Perspectives from the New World: life as an Analyst for Plural Strategy in New York

19 May, 2018

I’ve been in the New York office of Plural Strategy since July 2017. It’s my first job after graduating from the University of Michigan with a double major in pure math and Spanish (not particularly business-focused, but more on that later).

I was the first American hire for Plural in New York and I think this gives me a unique perspective on what’s great about working for the firm, both generally and in the US.

But first, a little about what I do
As an Analyst, I mainly do the groundwork – searching for relevant data or coordinating interview programs and then synthesizing that research into meaningful output. I then discuss these outputs with my team and iterate. Iterate, iterate, iterate. Occasionally, I’ll speak on a client call, which I think is particularly cool given my youth. And as part of the team, I have influence into the overall thinking and shape of the project.

This all doesn’t sound very “math-y.” Yes, there is excel work which requires quantitative knowledge. But that’s not what made me apply. In college-level math, the task was around proving theories and writing proofs using clear-cut logic.

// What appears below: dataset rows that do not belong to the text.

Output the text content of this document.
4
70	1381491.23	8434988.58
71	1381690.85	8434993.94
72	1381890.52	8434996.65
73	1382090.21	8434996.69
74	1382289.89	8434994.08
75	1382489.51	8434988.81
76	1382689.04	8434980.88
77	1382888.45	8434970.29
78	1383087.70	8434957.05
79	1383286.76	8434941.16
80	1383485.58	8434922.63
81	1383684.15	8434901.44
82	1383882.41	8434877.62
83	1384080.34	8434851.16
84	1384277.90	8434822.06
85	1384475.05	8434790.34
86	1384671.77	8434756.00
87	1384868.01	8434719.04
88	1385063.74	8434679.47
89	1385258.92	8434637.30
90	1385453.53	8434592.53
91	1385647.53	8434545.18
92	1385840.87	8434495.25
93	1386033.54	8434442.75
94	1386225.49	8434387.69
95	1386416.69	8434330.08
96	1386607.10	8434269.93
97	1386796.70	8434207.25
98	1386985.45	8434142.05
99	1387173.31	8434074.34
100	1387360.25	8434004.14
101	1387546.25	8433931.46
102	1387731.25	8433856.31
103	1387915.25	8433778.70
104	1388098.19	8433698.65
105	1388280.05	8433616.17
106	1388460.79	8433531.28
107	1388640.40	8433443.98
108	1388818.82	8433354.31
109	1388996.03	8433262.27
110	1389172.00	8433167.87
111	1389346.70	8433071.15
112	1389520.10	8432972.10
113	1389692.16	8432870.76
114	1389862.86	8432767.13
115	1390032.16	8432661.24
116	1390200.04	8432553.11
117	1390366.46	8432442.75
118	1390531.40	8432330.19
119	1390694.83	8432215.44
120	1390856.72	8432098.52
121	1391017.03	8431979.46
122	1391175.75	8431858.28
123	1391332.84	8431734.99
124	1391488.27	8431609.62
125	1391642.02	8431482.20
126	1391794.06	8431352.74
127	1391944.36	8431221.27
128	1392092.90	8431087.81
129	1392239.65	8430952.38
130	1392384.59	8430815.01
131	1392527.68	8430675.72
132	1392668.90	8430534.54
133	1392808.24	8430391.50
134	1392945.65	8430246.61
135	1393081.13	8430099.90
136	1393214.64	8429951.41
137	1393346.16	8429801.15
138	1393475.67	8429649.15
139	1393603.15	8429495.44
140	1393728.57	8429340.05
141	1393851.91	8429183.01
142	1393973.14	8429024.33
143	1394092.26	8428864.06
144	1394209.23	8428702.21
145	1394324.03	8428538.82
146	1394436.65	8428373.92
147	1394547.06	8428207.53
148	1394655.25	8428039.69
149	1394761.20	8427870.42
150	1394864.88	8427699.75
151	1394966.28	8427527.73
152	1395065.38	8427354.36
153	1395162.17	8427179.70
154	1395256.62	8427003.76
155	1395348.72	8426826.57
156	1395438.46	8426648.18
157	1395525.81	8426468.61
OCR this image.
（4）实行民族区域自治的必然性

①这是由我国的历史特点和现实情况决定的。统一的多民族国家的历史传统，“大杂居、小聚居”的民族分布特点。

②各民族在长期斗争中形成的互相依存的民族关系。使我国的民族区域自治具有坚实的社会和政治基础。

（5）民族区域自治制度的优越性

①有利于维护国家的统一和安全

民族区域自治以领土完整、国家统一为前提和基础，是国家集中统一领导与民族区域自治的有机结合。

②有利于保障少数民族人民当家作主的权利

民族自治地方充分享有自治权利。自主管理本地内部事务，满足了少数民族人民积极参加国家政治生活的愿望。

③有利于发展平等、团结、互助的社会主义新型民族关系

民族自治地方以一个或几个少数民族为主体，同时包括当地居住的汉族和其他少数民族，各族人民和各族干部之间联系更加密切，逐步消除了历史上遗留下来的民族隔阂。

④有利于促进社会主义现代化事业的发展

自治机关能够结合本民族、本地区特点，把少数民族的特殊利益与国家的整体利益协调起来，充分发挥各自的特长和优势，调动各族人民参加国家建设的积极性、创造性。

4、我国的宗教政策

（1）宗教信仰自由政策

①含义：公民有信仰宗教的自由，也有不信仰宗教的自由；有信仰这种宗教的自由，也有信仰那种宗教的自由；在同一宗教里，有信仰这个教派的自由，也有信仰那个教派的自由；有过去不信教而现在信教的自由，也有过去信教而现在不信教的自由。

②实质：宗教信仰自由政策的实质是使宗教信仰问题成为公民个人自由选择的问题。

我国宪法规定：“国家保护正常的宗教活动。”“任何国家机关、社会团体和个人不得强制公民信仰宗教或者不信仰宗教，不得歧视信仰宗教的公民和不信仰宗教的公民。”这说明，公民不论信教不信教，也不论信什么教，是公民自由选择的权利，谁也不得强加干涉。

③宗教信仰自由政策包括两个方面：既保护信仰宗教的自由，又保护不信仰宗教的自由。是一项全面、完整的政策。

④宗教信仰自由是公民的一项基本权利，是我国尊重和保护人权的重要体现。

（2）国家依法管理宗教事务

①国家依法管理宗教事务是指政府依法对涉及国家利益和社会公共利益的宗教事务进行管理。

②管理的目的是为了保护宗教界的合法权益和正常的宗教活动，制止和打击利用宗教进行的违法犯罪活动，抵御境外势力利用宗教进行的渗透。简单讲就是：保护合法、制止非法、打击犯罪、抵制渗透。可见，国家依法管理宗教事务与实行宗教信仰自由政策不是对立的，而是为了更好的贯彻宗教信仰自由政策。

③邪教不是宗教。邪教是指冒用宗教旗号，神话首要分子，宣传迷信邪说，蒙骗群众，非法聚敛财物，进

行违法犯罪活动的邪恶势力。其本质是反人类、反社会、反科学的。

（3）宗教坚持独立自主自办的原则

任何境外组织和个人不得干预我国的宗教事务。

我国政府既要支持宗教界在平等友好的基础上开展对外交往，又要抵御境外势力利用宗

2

That meant identifying and defining the problem, then following bullet-proof steps to solve it. Consulting is an applied version of that same thought process and I feel like I use it everyday. Everybody in Plural harnesses their specific background to help the team, whether it be English, Economics, Physics, or in my case, math.

Although I’m in New York, the vast majority of my projects involve working in virtual teams with my colleagues in London. I’ve also visited the London office twice since I started – once for a whole month.

Here’s what I’d say to someone who’s thinking of applying to join the firm.

Plural Strategy is a great place to work
You get a lot of responsibility early on. The team don’t place unfair expectations on you, but at the same time, they give you a lot of autonomy. You get properly trained and supported but you’re also trusted to do your job – you’re not kept on a leash.

You’re constantly learning. I’m a week into a project where I’m studying a sector of education technology; initially, I knew nothing about the topic, a week in I know so much more and by the end some might call me an expert. It’s really cool to go from knowing nothing to knowing a lot, and to gain fun facts along the way.

What you do really matters. When I talk to friends in some larger companies, they’re replaceable (if you’re reading this, you’re irreplaceable to me!). But here, if you’re in a team of six, your input decides whether a project succeeds or fails. That’s not necessarily a scary thing – it’s entrepreneurial. From day one, you feel like you own something.

It’s like a family. While I was at college I did an internship at a large insurance company. No one knew each other or what they did. Plural is the polar opposite – everyone knows everyone and is really friendly. We help each other out, both in the office and outside of it.

There are unique advantages to working in the New York office
You’ll be a kind of pioneer, like an explorer to the New World. Plural is an established company don’t get me wrong. If you want the new office to be a certain way, you can help to shape that culture. As we grow here, you’ll be a sort of founding member.

The work is even more varied here than in London. Variety is something you’ll always hear people talk about at Plural. You’re always bouncing around from one thing to another.

You’ll learn how to put yourself out there. Until I went to London, I was just a person on the end of the phone for many people. That meant I had to be more proactive and reach out if I had a question. It’s a good skill to learn.

We have a nice corner office in a shared office space on the 20th floor that has a view of the Flatiron building. So we have a cool view you could say (and ping pong in the lobby). But you’ll also get to spend time in London – in my case, a total of six weeks in my first year.